Now and then I get in the mood to listen to some Dylan-by-Dylan - after all, he spits out his own lyrics like nobody else can - and the last time my family made one of our regular road trips to Door County, Wisconsin, Marty suggested playing “Blood on the Tracks,” his favorite Dylan album. That resulted in my 11-year-old quickly developing a pretty good impersonation, the rest of us giggling to his “eeeeeeeiiiIIIIIIIIdiot wind” while we were out on highway 57. So when “A Complete Unknown” came out, we took him to see it.
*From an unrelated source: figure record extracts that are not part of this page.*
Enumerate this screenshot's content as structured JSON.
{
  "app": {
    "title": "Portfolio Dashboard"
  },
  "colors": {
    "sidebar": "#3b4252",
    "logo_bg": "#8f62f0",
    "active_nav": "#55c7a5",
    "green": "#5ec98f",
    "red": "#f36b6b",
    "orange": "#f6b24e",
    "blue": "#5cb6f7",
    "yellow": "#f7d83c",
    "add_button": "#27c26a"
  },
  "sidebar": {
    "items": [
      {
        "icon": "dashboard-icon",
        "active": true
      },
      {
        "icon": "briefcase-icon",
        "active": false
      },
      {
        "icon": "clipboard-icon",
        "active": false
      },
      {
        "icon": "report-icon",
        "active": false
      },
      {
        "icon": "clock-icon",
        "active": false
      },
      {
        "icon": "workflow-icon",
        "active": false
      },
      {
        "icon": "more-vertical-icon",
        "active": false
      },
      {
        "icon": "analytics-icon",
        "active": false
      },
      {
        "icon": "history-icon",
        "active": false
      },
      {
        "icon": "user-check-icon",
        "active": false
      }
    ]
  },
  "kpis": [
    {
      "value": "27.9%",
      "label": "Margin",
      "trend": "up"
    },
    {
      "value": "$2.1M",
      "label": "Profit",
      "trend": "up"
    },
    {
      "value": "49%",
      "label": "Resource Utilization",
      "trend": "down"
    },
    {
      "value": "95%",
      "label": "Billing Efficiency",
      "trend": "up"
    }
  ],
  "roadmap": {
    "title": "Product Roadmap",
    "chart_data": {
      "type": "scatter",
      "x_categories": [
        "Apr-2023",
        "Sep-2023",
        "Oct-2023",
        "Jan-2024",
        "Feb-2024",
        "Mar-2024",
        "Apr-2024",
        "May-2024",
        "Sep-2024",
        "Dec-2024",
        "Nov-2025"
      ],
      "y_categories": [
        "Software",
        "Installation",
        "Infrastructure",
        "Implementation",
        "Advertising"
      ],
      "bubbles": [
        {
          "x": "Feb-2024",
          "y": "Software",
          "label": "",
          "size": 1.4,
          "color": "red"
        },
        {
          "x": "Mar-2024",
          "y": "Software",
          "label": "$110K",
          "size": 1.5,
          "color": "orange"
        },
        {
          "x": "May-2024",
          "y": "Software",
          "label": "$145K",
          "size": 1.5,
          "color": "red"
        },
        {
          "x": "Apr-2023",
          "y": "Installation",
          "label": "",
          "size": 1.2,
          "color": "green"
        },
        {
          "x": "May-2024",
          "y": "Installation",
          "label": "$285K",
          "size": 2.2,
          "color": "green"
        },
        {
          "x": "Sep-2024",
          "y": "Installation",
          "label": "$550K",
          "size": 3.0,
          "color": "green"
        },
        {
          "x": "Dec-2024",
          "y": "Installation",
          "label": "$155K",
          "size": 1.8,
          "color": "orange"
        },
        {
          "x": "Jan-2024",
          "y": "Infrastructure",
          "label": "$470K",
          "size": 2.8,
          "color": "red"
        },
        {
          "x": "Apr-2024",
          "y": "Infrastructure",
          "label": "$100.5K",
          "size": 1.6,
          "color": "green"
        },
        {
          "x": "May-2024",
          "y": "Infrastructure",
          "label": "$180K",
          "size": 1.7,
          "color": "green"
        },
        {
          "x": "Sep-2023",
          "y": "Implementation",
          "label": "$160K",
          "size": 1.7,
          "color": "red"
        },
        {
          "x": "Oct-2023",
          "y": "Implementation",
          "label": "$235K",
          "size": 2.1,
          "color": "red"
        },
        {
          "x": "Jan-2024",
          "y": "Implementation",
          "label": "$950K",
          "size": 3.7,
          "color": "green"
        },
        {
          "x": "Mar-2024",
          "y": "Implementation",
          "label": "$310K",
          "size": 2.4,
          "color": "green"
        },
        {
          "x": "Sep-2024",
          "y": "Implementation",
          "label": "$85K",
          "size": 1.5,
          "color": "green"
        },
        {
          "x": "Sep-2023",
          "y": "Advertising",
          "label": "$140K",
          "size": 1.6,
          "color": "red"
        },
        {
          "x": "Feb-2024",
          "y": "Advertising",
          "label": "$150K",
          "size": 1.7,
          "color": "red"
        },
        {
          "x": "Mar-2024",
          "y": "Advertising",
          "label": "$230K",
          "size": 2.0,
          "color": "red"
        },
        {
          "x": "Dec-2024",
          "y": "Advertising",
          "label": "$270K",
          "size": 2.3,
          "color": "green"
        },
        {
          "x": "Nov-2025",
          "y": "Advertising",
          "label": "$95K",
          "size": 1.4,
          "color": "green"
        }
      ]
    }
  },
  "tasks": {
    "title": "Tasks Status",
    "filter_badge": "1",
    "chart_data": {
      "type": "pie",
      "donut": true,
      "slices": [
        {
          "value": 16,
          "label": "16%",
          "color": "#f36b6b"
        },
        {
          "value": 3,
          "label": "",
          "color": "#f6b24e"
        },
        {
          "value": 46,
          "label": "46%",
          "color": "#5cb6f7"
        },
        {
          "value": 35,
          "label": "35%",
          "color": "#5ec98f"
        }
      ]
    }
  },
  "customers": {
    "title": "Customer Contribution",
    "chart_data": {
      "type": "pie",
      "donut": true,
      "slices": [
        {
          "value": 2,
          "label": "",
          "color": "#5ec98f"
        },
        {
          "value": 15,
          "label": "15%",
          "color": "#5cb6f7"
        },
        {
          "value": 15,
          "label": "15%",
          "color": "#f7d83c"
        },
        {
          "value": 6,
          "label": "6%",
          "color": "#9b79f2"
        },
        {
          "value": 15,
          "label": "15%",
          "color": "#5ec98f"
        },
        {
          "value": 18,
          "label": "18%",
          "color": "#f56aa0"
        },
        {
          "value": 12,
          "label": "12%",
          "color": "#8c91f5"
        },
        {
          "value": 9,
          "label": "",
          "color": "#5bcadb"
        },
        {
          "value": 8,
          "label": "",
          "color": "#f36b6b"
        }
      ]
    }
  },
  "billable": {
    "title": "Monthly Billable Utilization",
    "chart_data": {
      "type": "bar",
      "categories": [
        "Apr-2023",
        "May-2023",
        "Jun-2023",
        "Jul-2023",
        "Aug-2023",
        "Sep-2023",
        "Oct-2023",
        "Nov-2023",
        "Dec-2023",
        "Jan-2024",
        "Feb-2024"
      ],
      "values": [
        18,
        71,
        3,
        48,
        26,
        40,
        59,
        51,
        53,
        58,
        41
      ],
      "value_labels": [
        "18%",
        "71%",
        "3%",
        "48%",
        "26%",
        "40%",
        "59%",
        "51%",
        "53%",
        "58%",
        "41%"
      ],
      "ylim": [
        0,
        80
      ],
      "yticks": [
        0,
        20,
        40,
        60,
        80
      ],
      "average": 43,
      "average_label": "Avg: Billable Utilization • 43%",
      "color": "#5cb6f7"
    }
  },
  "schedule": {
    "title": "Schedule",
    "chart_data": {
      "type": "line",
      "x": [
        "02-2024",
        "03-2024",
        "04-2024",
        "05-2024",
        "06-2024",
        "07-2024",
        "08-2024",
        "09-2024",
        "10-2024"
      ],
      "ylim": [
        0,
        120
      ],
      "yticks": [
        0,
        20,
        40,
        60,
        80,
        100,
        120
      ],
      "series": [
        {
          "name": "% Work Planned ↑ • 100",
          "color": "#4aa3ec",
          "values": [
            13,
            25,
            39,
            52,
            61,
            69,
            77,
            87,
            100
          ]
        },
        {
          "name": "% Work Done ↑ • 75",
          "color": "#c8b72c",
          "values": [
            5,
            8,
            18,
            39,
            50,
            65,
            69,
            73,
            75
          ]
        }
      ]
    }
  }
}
He saw the similarities between Wonka and Dylan right away.
Dylan has had no fewer than four major motion pictures made about him, and innumerable books, next to none of which I’ve read. Maybe I’m a little too steadfast about being a low-information listener, but I’ve seen all four movies - this one, and “Don’t Look Back,” and all of Scorsese’s “No Direction Home,” and, um, I may not have made it all the way through the Jim Jarmusch one. Maybe all of this creative output about Dylan is aimed at getting a better understanding of him, but I don’t think I want it. The opening of “A Complete Unknown” is Dylan getting to where Woody is in the hospital and playing him “Song to Woody.” There are verifiable facts in there, but the truth of it is Dylan’s view of Woody as a messenger to the people and a role model for doing the same with his own life. You take what you need and you leave the rest, as Joan Baez once sang - Robbie Robertson’s words, in “The Night They Drove Old Dixie Down.”
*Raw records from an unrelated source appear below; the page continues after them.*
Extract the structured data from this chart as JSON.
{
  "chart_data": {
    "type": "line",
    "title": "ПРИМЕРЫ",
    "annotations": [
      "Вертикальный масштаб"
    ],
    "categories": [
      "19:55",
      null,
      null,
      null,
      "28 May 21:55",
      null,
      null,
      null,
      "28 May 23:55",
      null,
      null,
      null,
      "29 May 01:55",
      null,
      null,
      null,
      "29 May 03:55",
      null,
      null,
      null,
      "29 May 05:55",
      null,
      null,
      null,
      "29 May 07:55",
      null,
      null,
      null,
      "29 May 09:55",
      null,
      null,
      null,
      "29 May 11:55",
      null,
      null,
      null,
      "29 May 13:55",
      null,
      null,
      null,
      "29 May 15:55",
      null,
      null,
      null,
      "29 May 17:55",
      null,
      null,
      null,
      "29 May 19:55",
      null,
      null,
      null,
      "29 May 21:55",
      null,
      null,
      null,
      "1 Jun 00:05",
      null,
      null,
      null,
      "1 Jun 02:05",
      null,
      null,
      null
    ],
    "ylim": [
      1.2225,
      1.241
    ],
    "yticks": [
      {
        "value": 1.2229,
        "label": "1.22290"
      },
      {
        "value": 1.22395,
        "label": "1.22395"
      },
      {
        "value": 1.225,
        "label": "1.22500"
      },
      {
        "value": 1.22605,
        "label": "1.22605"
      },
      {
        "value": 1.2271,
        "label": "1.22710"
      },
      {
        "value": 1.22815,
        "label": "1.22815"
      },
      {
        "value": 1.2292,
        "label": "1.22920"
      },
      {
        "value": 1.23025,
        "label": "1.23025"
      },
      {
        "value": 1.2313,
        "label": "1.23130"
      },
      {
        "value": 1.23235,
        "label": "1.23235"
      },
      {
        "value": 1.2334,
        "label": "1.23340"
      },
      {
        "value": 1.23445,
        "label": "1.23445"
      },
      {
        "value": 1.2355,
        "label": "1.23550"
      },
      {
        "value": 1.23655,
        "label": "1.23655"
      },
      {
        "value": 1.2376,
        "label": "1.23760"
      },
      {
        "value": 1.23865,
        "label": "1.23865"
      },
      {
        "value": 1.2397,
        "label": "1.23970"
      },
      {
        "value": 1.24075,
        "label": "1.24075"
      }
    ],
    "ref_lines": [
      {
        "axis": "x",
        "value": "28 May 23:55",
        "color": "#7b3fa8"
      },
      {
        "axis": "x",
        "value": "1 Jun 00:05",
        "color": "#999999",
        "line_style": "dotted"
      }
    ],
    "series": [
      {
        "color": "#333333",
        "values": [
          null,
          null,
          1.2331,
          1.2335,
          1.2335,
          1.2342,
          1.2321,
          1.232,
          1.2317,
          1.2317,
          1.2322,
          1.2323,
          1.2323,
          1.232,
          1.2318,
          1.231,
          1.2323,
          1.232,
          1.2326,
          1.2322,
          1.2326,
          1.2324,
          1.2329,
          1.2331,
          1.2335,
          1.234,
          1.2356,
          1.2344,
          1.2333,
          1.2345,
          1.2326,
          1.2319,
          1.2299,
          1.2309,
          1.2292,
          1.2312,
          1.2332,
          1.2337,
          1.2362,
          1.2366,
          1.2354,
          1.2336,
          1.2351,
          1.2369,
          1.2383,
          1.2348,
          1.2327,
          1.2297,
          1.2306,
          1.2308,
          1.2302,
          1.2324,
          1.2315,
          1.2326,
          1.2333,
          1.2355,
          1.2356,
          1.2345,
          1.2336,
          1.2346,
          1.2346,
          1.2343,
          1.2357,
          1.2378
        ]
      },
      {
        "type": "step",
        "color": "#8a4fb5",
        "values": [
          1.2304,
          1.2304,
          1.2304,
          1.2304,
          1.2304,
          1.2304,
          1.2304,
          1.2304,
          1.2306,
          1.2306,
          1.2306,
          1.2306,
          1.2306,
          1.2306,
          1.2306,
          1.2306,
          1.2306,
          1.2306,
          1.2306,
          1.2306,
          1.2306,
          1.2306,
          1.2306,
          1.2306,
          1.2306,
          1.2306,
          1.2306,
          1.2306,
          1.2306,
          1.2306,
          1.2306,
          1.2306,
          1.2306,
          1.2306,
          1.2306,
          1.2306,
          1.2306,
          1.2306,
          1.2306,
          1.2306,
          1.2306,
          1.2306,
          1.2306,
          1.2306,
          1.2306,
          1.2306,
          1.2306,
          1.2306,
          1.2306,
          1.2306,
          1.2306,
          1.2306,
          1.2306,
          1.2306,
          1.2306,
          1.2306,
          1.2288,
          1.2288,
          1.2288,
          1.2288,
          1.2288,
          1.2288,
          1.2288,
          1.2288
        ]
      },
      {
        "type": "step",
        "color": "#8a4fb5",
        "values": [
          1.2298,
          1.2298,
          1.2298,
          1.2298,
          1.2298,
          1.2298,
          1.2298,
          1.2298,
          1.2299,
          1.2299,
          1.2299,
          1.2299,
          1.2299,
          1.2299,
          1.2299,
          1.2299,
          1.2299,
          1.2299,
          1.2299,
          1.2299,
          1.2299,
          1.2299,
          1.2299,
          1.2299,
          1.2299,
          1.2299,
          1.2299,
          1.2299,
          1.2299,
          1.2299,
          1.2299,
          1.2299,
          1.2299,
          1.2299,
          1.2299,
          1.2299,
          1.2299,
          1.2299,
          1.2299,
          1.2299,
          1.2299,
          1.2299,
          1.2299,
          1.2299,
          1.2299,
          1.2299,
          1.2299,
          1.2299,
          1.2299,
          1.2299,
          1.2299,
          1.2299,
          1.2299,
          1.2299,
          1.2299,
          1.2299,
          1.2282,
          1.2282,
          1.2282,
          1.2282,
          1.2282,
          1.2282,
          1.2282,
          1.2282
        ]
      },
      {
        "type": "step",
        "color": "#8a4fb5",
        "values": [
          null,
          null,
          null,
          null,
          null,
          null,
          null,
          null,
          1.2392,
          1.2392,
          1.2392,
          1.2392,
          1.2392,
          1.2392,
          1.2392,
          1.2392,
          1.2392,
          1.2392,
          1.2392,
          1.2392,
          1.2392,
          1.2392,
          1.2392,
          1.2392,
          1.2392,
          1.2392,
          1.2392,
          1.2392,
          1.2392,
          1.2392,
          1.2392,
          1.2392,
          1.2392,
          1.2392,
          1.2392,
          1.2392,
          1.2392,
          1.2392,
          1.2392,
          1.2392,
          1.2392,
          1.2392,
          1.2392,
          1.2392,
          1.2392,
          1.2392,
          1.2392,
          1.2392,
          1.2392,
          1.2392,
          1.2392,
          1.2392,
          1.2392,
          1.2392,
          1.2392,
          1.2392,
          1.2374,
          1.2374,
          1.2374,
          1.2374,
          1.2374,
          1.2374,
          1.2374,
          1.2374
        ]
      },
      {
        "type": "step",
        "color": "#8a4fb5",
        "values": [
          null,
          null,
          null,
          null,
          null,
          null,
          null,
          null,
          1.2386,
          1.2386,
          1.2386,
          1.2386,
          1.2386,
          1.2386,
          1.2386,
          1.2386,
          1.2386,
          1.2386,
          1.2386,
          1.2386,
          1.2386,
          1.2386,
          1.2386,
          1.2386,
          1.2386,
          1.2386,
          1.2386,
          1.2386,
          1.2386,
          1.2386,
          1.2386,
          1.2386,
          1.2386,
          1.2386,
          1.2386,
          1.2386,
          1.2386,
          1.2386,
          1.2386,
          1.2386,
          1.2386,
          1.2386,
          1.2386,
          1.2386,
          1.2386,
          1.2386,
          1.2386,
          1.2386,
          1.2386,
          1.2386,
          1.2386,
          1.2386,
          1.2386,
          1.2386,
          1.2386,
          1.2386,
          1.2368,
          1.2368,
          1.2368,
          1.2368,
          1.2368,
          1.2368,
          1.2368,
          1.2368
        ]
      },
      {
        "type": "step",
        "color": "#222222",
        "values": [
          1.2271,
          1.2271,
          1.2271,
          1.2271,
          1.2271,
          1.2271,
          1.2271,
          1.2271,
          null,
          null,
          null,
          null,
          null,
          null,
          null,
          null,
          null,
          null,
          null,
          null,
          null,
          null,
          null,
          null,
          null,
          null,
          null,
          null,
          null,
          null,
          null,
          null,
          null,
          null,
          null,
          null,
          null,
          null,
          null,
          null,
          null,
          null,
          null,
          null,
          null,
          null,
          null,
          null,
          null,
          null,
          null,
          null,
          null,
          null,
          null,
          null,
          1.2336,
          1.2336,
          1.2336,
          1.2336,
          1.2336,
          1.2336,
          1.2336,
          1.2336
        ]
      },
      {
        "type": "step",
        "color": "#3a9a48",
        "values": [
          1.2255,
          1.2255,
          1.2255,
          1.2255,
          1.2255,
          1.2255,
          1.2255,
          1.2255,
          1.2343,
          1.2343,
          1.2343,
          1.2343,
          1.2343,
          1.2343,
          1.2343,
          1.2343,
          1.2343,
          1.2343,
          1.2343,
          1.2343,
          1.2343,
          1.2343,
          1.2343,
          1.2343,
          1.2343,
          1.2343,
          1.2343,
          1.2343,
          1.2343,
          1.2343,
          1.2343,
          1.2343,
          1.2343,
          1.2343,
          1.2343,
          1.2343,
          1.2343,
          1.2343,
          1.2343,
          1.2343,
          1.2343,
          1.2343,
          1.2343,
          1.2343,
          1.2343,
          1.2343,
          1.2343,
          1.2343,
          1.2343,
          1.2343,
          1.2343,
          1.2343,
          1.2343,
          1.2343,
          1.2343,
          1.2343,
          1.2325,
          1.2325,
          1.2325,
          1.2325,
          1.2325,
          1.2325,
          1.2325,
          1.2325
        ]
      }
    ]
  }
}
Joan Baez’s words in “Diamonds and Rust” were pretty explicitly about Dylan. This whole post began in my head, I confess, while I was making a map of “Diamonds and Rust” for my guitar students. I squandered a lot of time listening to Judas Priest’s version and thinking about how many teenage boys listened to Rob Halford singing it without knowing that it was a folk song about Bob Dylan. What happens to creative output once it gets put out is definitely beyond the control of the creator, unless, I guess, some political candidate you can’t stand tries to use your song and you have a high enough profile to get to tell him to stop because you find him odious. For the rest of us, once it’s out there, what we meant it to say - well, we might be hoping there is some connection to be found. I wondered if any of those Judas Priest fans back in Kankakee found their way back to Joan Baez, the way Leon Russell led me eventually back to Dylan. I mean, how did I not know he wrote that? “A-gonna fall” should have been a dead tip-off.
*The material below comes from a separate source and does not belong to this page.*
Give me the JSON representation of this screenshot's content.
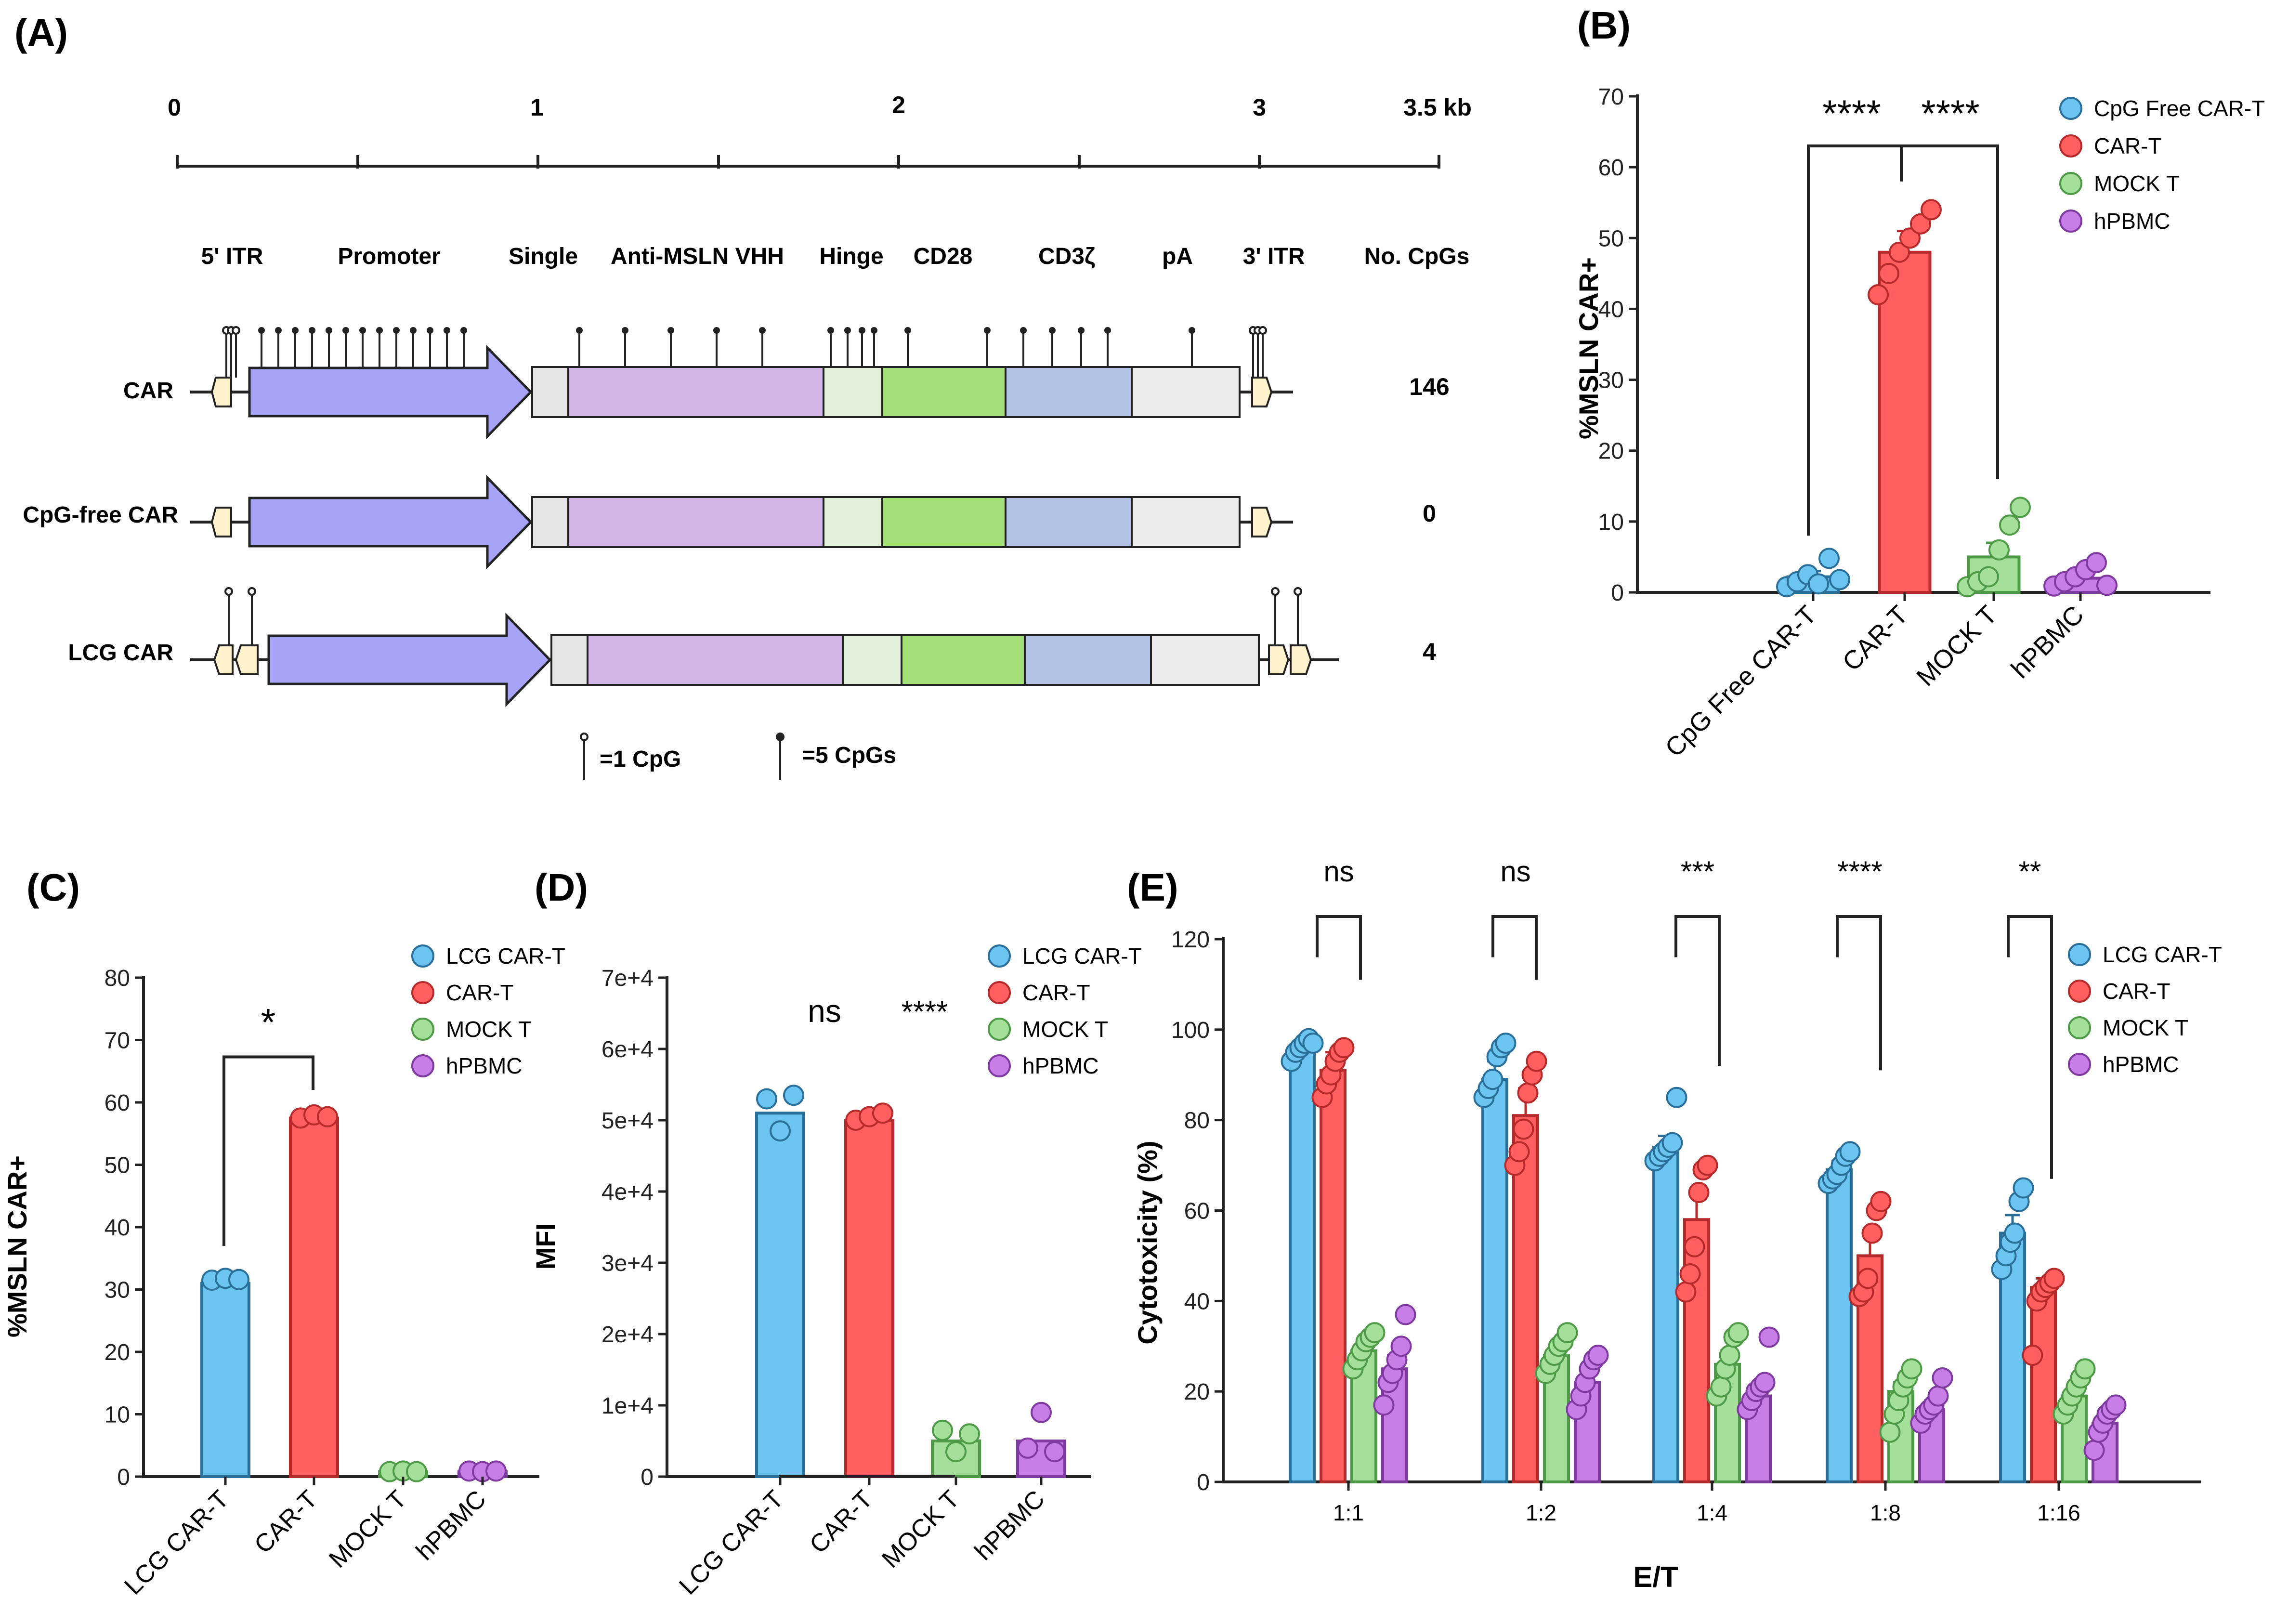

When I did hear those original Dylan songs, I was a little conflicted. There’s obviously a reason he won the Nobel Prize for literature. There’s a reason I want to hear him say and sing what he has to say. But there’s also a reason he didn’t show up for his own Nobel Prize ceremony. There’s a reason not to tie the art too much to the artist. We all contain multitudes, and I don’t know that it’s ever been helpful to understand everything there is to know about an artist when it comes to connecting with an artistic idea, a piece of music, a sculpture, a story. Some artists’ lives seem to be open to the public, seem to be, and some artists wind up revealing super distasteful things about themselves that get them cancelled. I cancelled Ted Nugent way back in the 1970s when I was forced to hear the entirety of the “Cat Scratch Fever” album. Blech. But you know what, if “Stranglehold” comes on, I’m going to listen. With Dylan, there’s a reason that part of me enjoys his words coming from other people and what other people have to say about him, and I’m not particularly interested in reading his autobiography. I think I’ll just let the mystery be.